Score Effects – Within the ebbs and flows of a hockey game, it has been a long-believed ideal that teams will go into more of a “defensive mode” while ahead and try and get just about every shot possible on net while behind. Using Corsi and Fenwick percentages, it has been shown that teams who enjoy an advantage in the score are commonly outshot at improving rates as the game progresses and vice versa. With the score tied, the disparity in shot totals is most close to even which is why many advanced hockey statisticians choose to look at Corsi/Fenwick with the score tied at even strength to put players’ ice time on a level playing field.
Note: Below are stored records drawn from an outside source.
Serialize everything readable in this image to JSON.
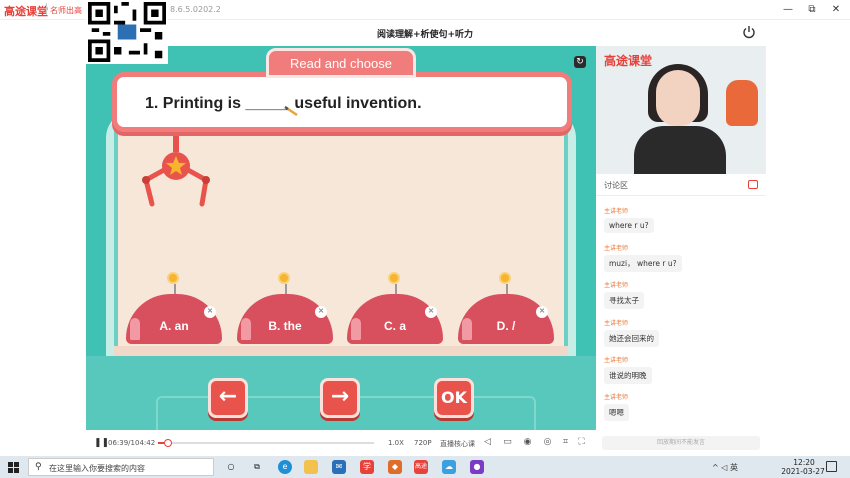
{
  "titlebar": {
    "logo": "高途课堂",
    "slogan": "名师出高",
    "version": "8.6.5.0202.2",
    "minimize": "—",
    "restore": "⧉",
    "close": "✕"
  },
  "header": {
    "lesson_title": "阅读理解+析使句+听力"
  },
  "stage": {
    "tab_title": "Read and choose",
    "question": "1. Printing is _____ useful invention.",
    "options": [
      {
        "label": "A. an"
      },
      {
        "label": "B. the"
      },
      {
        "label": "C. a"
      },
      {
        "label": "D. /"
      }
    ],
    "prev_arrow": "←",
    "next_arrow": "→",
    "ok_label": "OK"
  },
  "player": {
    "time": "06:39/104:42",
    "speed": "1.0X",
    "quality": "720P",
    "mode": "直播核心课",
    "progress_fraction": 0.03
  },
  "right_panel": {
    "video_logo": "高途课堂",
    "chat_title": "讨论区",
    "messages": [
      {
        "role": "主讲老师",
        "text": "where r u?"
      },
      {
        "role": "主讲老师",
        "text": "muzi， where r u?"
      },
      {
        "role": "主讲老师",
        "text": "寻找太子"
      },
      {
        "role": "主讲老师",
        "text": "她还会回来的"
      },
      {
        "role": "主讲老师",
        "text": "谁说的明晚"
      },
      {
        "role": "主讲老师",
        "text": "嗯嗯"
      }
    ],
    "chat_input_placeholder": "回放期间不能发言"
  },
  "taskbar": {
    "search_placeholder": "在这里输入你要搜索的内容",
    "tray": "^ ◁ 英",
    "time": "12:20",
    "date": "2021-03-27",
    "colors": {
      "accent": "#e8413a",
      "stage": "#3fc1b4",
      "dome": "#d84f5d"
    }
  }
}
Coming back to the original point regarding putting different skaters in a context, we are now able to more closely examine the situations that different players are playing in. For this reason, it is now much easier to come to a conclusion about their value to their respective teams. Before these statistics came into play, we could look at two players, Patrice Bergeron and Ville Leino for example, who had similar point totals during the regular season (57 and 53 respectively). In a vacuum, it may seem as if they are both comparable players toward Boston and Philadelphia’s total success. However, a little scratching beneath the surface reveals that Bergeron played against much tougher competition than Leino, and Leino enjoyed the luxury of skating with better teammates. Leino started in the offensive zone a walloping 62.3% of the time compared to Bergeron’s 42.7%, showing us that Leino was given far more prime scoring opportunities to begin his shifts which undoubtedly had a positive effect. Finally, Bergeron’s Corsi and Fenwick percentages with the score tied at even strength were 52.7 and 52.8% respectively, compared to Leino’s 54.9 and 53.1%. While a higher percentage of the on-ice shots were directed at the opponent’s net while Leino was on the ice, we have of course already noted that Bergeron faced tougher opponents and played with worse teammates than Leino which gave Leino an advantage in putting up better numbers in these categories. Had Leino, a notoriously subpar defensive forward (see: 2 seconds of average shorthanded time-on-ice/game in ’10-11) been given minutes similar to Bergeron’s, the point totals most certainly would not have looked anything similar. Considering the minutes they were given, Bergeron most certainly had an excellent season while Leino performed at a level around what we might expect from a forward given “softer” minutes during each game.